Des dizaines de milliers de personnes1 ont pris part au rassemblement marquant le premier anniversaire de l’invasion de l’Iraq en brandissant des pancartes maculées de sang sur lesquelles étaient inscrites le nom désabusement écorché du premier ministre britannique « Bliar » (menteur).
'Je ne peux pas croire que les attaques en Iraq remontent déjà à un an et que le gouvernement continue à nous mentir, à refuser d’admettre qu’il nous a entraîné dans une guerre sur la base d’un mensonge, et qu’aux anciens mensonges il ne cesse d’en ajouter de nouveaux' martèle Jane Calveley, secrétaire pour la région de Liverpool de RESPECT, une nouvelle coalition politique issue du mouvement anti-guerre.
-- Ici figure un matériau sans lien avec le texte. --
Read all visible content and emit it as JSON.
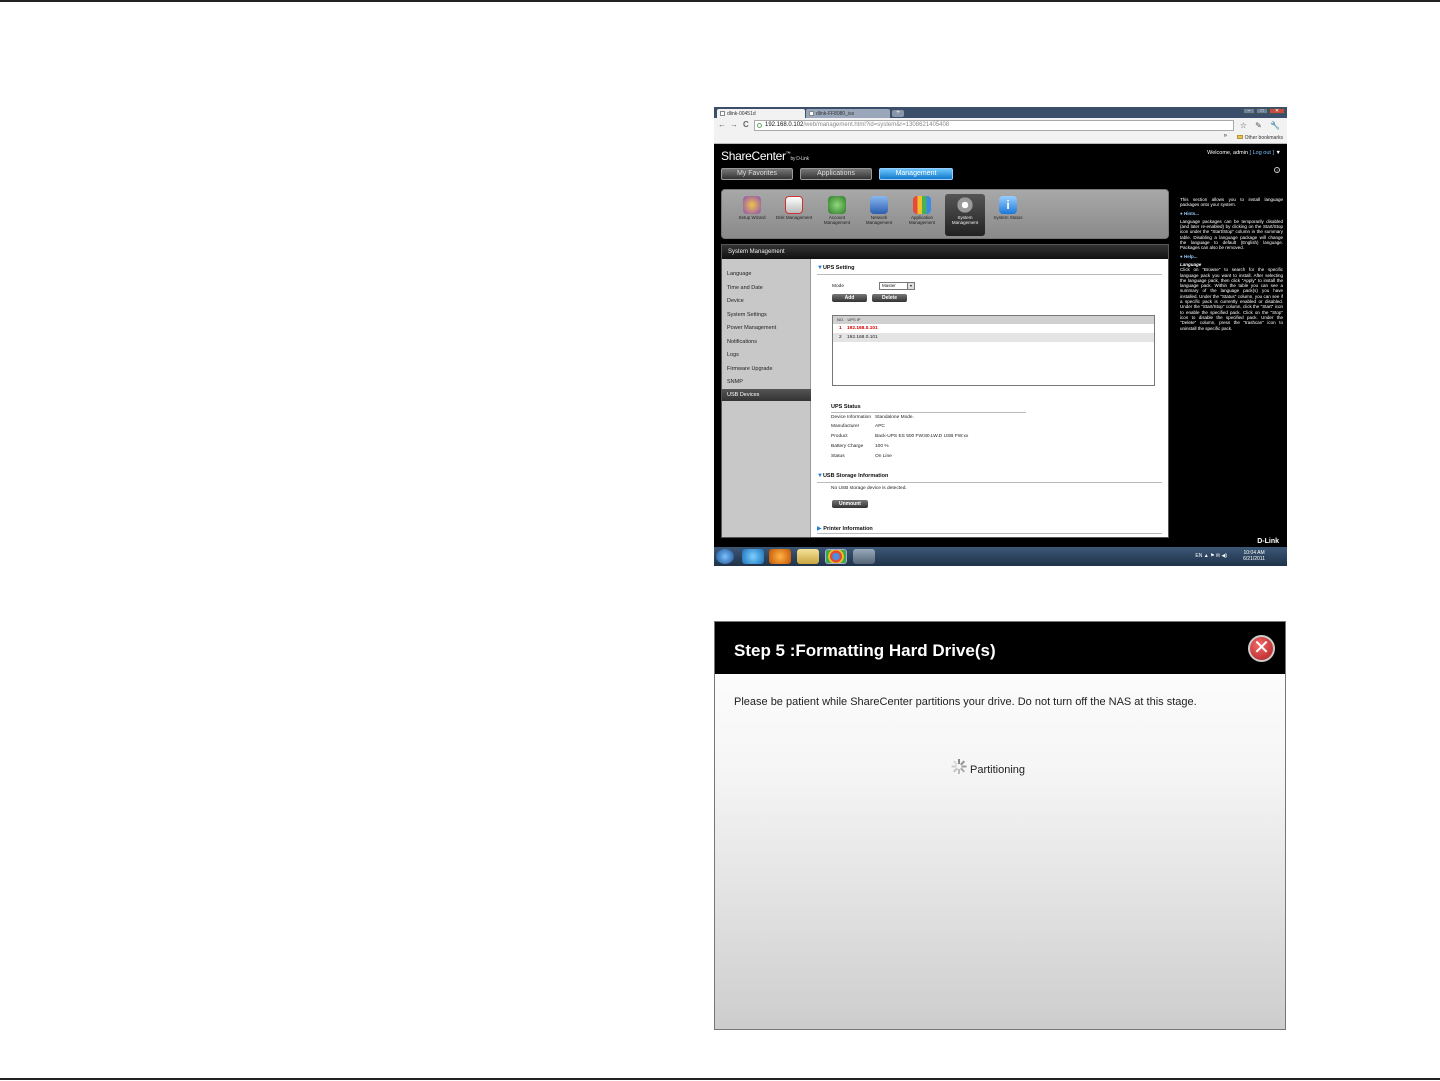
{
  "browser": {
    "tabs": [
      {
        "label": "dlink-00451d"
      },
      {
        "label": "dlink-FF8080_isx"
      }
    ],
    "new_tab": "+",
    "window_buttons": [
      "–",
      "□",
      "✕"
    ],
    "nav": {
      "back": "←",
      "forward": "→",
      "reload": "C"
    },
    "url_host": "192.168.0.102",
    "url_rest": "/web/management.html?id=system&r=1308621405408",
    "url_icons": "☆ ✎ 🔧",
    "bookmarks_more": "»",
    "other_bookmarks": "Other bookmarks"
  },
  "app": {
    "brand": "ShareCenter",
    "brand_tm": "™",
    "brand_by": "by D-Link",
    "welcome_prefix": "Welcome, admin ",
    "logout": "[ Log out ]",
    "logout_arrow": " ▼",
    "help": "?",
    "main_tabs": [
      {
        "label": "My Favorites"
      },
      {
        "label": "Applications"
      },
      {
        "label": "Management"
      }
    ],
    "active_tab": "Management",
    "icons": [
      {
        "label": "Setup Wizard",
        "color": "#8a4fb8"
      },
      {
        "label": "Disk Management",
        "color": "#d9d9d9"
      },
      {
        "label": "Account Management",
        "color": "#5aa04a"
      },
      {
        "label": "Network Management",
        "color": "#4a7fd0"
      },
      {
        "label": "Application Management",
        "color": "#e8a030"
      },
      {
        "label": "System Management",
        "color": "#c0c0c0"
      },
      {
        "label": "System Status",
        "color": "#3aa0e8"
      }
    ],
    "selected_icon": "System Management",
    "panel_title": "System Management",
    "left_menu": [
      "Language",
      "Time and Date",
      "Device",
      "System Settings",
      "Power Management",
      "Notifications",
      "Logs",
      "Firmware Upgrade",
      "SNMP",
      "USB Devices"
    ],
    "selected_menu": "USB Devices",
    "ups_setting": {
      "title": "UPS Setting",
      "mode_label": "Mode",
      "mode_value": "Master",
      "add": "Add",
      "delete": "Delete",
      "columns": [
        "NO.",
        "UPS IP"
      ],
      "rows": [
        {
          "no": "1",
          "ip": "192.168.0.101"
        },
        {
          "no": "2",
          "ip": "192.168.0.101"
        }
      ]
    },
    "ups_status": {
      "title": "UPS Status",
      "fields": [
        {
          "label": "Device Information",
          "value": "Standalone Mode."
        },
        {
          "label": "Manufacturer",
          "value": "APC"
        },
        {
          "label": "Product",
          "value": "Back-UPS ES 500 FW:80.LW.D USB FW:xx"
        },
        {
          "label": "Battery Charge",
          "value": "100 %"
        },
        {
          "label": "Status",
          "value": "On Line"
        }
      ]
    },
    "usb_storage": {
      "title": "USB Storage Information",
      "message": "No USB storage device is detected.",
      "unmount": "Unmount"
    },
    "printer": {
      "title": "Printer Information"
    },
    "sidebar": {
      "intro": "This section allows you to install language packages onto your system.",
      "hints_title": "Hints...",
      "hints_text": "Language packages can be temporarily disabled (and later re-enabled) by clicking on the Start/Stop icon under the \"Start/Stop\" column in the summary table. Disabling a language package will change the language to default (English) language. Packages can also be removed.",
      "help_title": "Help...",
      "help_sub": "Language",
      "help_text": "Click on \"Browse\" to search for the specific language pack you want to install. After selecting the language pack, then click \"Apply\" to install the language pack. Within the table you can see a summary of the language pack(s) you have installed. Under the \"Status\" column, you can see if a specific pack is currently enabled or disabled. Under the \"Start/Stop\" column, click the \"Start\" icon to enable the specified pack. Click on the \"Stop\" icon to disable the specified pack. Under the \"Delete\" column, press the \"trashcan\" icon to uninstall the specific pack."
    },
    "footer_brand": "D-Link"
  },
  "taskbar": {
    "items": [
      "start",
      "ie",
      "firefox",
      "explorer",
      "chrome",
      "network"
    ],
    "tray": "EN ▲ ⚑ ✉ ◀)",
    "time": "10:04 AM",
    "date": "6/21/2011"
  },
  "dialog": {
    "title": "Step 5 :Formatting Hard Drive(s)",
    "close": "✕",
    "message": "Please be patient while ShareCenter partitions your drive. Do not turn off the NAS at this stage.",
    "status": "Partitioning"
  }
}
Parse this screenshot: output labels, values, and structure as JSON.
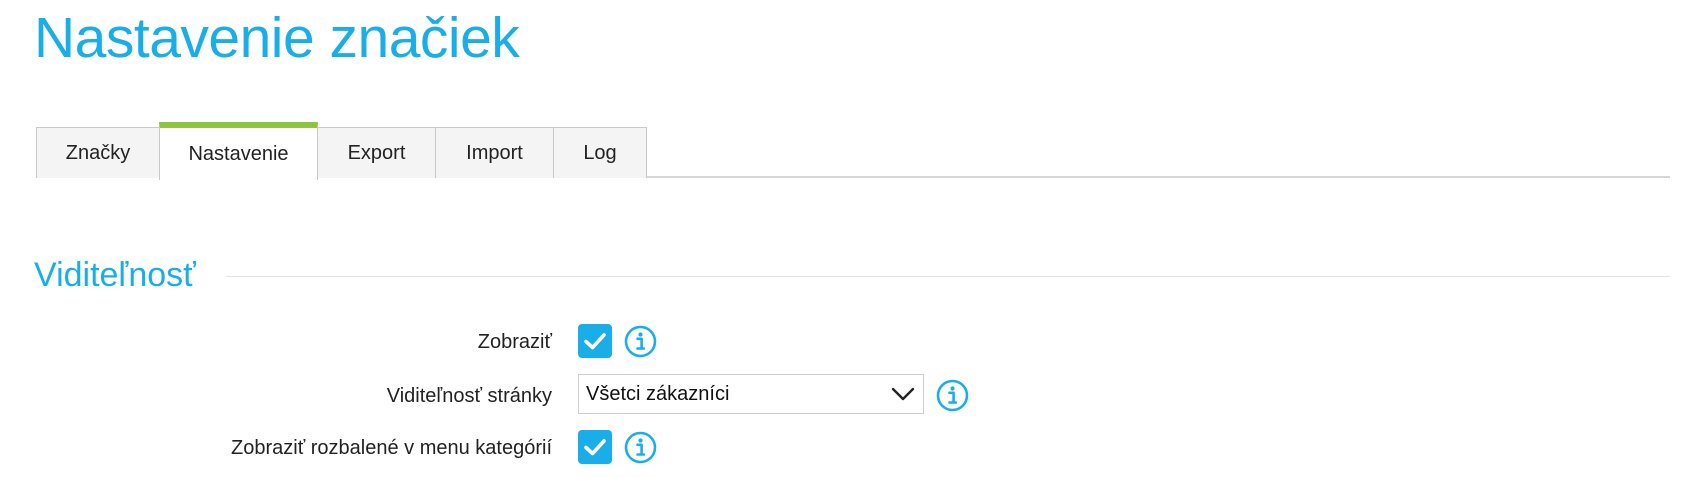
{
  "page": {
    "title": "Nastavenie značiek"
  },
  "tabs": [
    {
      "label": "Značky",
      "active": false
    },
    {
      "label": "Nastavenie",
      "active": true
    },
    {
      "label": "Export",
      "active": false
    },
    {
      "label": "Import",
      "active": false
    },
    {
      "label": "Log",
      "active": false
    }
  ],
  "section": {
    "heading": "Viditeľnosť"
  },
  "fields": {
    "show": {
      "label": "Zobraziť",
      "checked": true
    },
    "page_visibility": {
      "label": "Viditeľnosť stránky",
      "selected": "Všetci zákazníci"
    },
    "show_expanded": {
      "label": "Zobraziť rozbalené v menu kategórií",
      "checked": true
    }
  },
  "colors": {
    "accent": "#1aaee8",
    "active_tab_indicator": "#8cc63f"
  },
  "icons": {
    "checkbox": "check-icon",
    "info": "info-icon",
    "select": "chevron-down-icon"
  }
}
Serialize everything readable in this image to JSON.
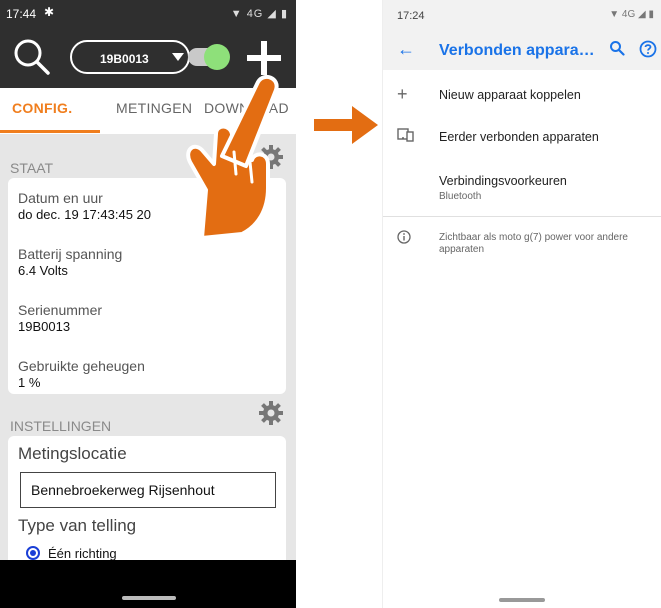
{
  "left_phone": {
    "status_time": "17:44",
    "status_icons": "▼ 4G ◢ ▮",
    "toolbar": {
      "device_name": "19B0013"
    },
    "tabs": [
      {
        "label": "CONFIG."
      },
      {
        "label": "METINGEN"
      },
      {
        "label": "DOWNLOAD"
      }
    ],
    "staat": {
      "title": "STAAT",
      "fields": [
        {
          "label": "Datum en uur",
          "value": "do dec. 19 17:43:45 20"
        },
        {
          "label": "Batterij spanning",
          "value": "6.4 Volts"
        },
        {
          "label": "Serienummer",
          "value": "19B0013"
        },
        {
          "label": "Gebruikte geheugen",
          "value": "1 %"
        }
      ]
    },
    "instellingen": {
      "title": "INSTELLINGEN",
      "location_label": "Metingslocatie",
      "location_value": "Bennebroekerweg Rijsenhout",
      "count_type_label": "Type van telling",
      "radio_option": "Één richting"
    }
  },
  "right_phone": {
    "status_time": "17:24",
    "status_icons": "▼ 4G ◢ ▮",
    "title": "Verbonden appara…",
    "items": [
      {
        "icon": "plus-icon",
        "label": "Nieuw apparaat koppelen"
      },
      {
        "icon": "devices-icon",
        "label": "Eerder verbonden apparaten"
      },
      {
        "icon": "",
        "label": "Verbindingsvoorkeuren",
        "sub": "Bluetooth"
      }
    ],
    "info_text": "Zichtbaar als moto g(7) power voor andere apparaten"
  },
  "colors": {
    "accent_orange": "#f07e1e",
    "toolbar_dark": "#2f2f2f",
    "link_blue": "#1a73e8",
    "toggle_green": "#8ee07a"
  }
}
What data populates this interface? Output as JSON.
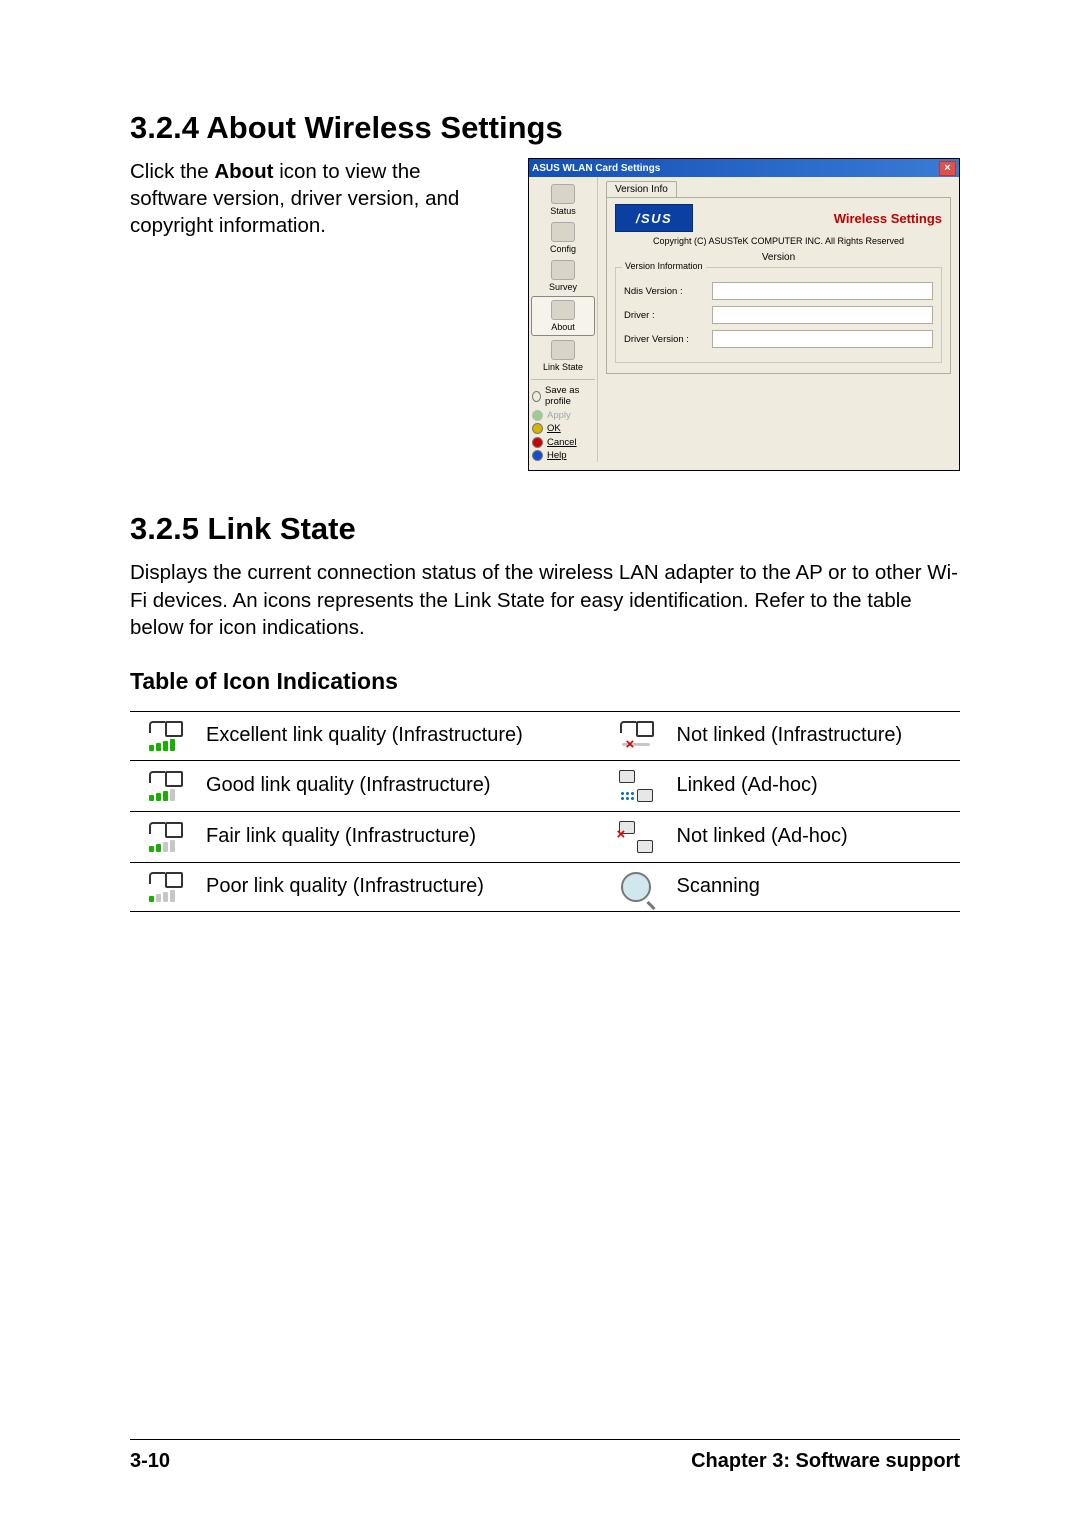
{
  "headings": {
    "h1": "3.2.4   About Wireless Settings",
    "h2": "3.2.5   Link State",
    "h3": "Table of Icon Indications"
  },
  "intro_about": {
    "prefix": "Click the ",
    "bold": "About",
    "suffix": " icon to view the software version, driver version, and copyright information."
  },
  "screenshot": {
    "title": "ASUS WLAN Card Settings",
    "side": [
      "Status",
      "Config",
      "Survey",
      "About",
      "Link State"
    ],
    "side_btns": {
      "save": "Save as profile",
      "apply": "Apply",
      "ok": "OK",
      "cancel": "Cancel",
      "help": "Help"
    },
    "tab": "Version Info",
    "logo": "/SUS",
    "ws": "Wireless Settings",
    "copy": "Copyright (C) ASUSTeK COMPUTER INC. All Rights Reserved",
    "vhdr": "Version",
    "vbox_title": "Version Information",
    "rows": [
      "Ndis Version :",
      "Driver :",
      "Driver Version :"
    ]
  },
  "link_state_body": "Displays the current connection status of the wireless LAN adapter to the AP or to other Wi-Fi devices. An icons represents the Link State for easy identification. Refer to the table below for icon indications.",
  "table": {
    "r1c1": "Excellent link quality (Infrastructure)",
    "r1c2": "Not linked (Infrastructure)",
    "r2c1": "Good link quality (Infrastructure)",
    "r2c2": "Linked (Ad-hoc)",
    "r3c1": "Fair link quality (Infrastructure)",
    "r3c2": "Not linked (Ad-hoc)",
    "r4c1": "Poor link quality (Infrastructure)",
    "r4c2": "Scanning"
  },
  "footer": {
    "page": "3-10",
    "chapter": "Chapter 3: Software support"
  }
}
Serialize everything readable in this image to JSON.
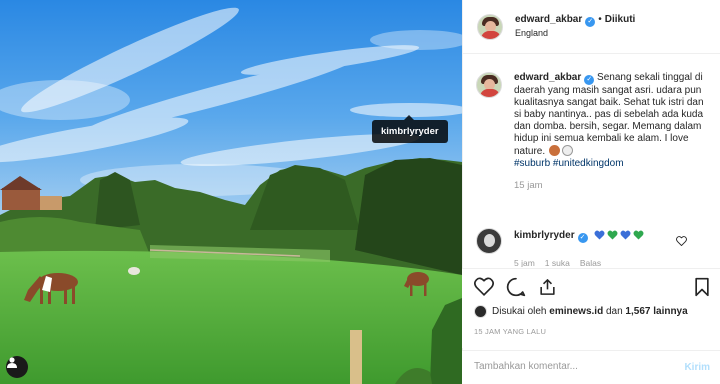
{
  "photo": {
    "tooltip_tag": "kimbrlyryder",
    "user_tag_icon": "user-silhouette-icon"
  },
  "header": {
    "username": "edward_akbar",
    "separator": "•",
    "follow_status": "Diikuti",
    "location": "England"
  },
  "caption": {
    "username": "edward_akbar",
    "text": "Senang sekali tinggal di daerah yang masih sangat asri. udara pun kualitasnya sangat baik. Sehat tuk istri dan si baby nantinya.. pas di sebelah ada kuda dan domba. bersih, segar. Memang dalam hidup ini semua kembali ke alam. I love nature.",
    "hashtags": "#suburb #unitedkingdom",
    "time": "15 jam"
  },
  "comment": {
    "username": "kimbrlyryder",
    "heart_colors": [
      "#3b6fd8",
      "#2fa84f",
      "#3b6fd8",
      "#2fa84f"
    ],
    "time": "5 jam",
    "likes": "1 suka",
    "reply": "Balas"
  },
  "actions": {
    "icons": [
      "heart-icon",
      "comment-icon",
      "share-icon",
      "bookmark-icon"
    ]
  },
  "likes": {
    "prefix": "Disukai oleh",
    "user": "eminews.id",
    "connector": "dan",
    "others": "1,567 lainnya"
  },
  "timestamp": "15 JAM YANG LALU",
  "add_comment": {
    "placeholder": "Tambahkan komentar...",
    "post_label": "Kirim"
  },
  "colors": {
    "sky_top": "#2d8ee6",
    "grass": "#4ea93a",
    "verified": "#3897f0",
    "hashtag": "#003569",
    "post_disabled": "#b2dffc"
  }
}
Les fantômes des guerres afghanes et iraquiennes et les mystifications qui les ont accompagnée n'en finissent plus de hanter les couloirs de la carrière politique de Tony Blair.
Début mars, cinq jeunes britanniques retournent de l’enfer des camps de Guantanamo. Les temoignagnes2 de trois d’entre eux pour l’hebdomadaire centre-gauche, The Observer, sont accablants pour un gouvernement qui il y a encore quelques semaines affirmait que leur détention était totalement justifiée.3
Passages à tabac, transfert dans des cellules exiguës d’isolement pendant plusieurs semaines, violents interrogatoires auxquels assistent parfois les membres des services secrets britanniques n’y feront rien. Pas le moindre élément n’est venu confirmer les thèses présumées de 'combattants ennemis' et 'membre d’Al Qaida'. Apres plus de deux ans, il aura donc fallu se résigner… sous la menace de l’ouverture d’une procédure judiciaire de la Court Suprême britannique et sous la pression des campagnes menées par les familles et les organisations des droits de l’homme. D’autres détenus britanniques croupissent dans les cages de l’île cubaine et aucune preuve officielle n’a encore été avancée pour justifier leur emprisonnement.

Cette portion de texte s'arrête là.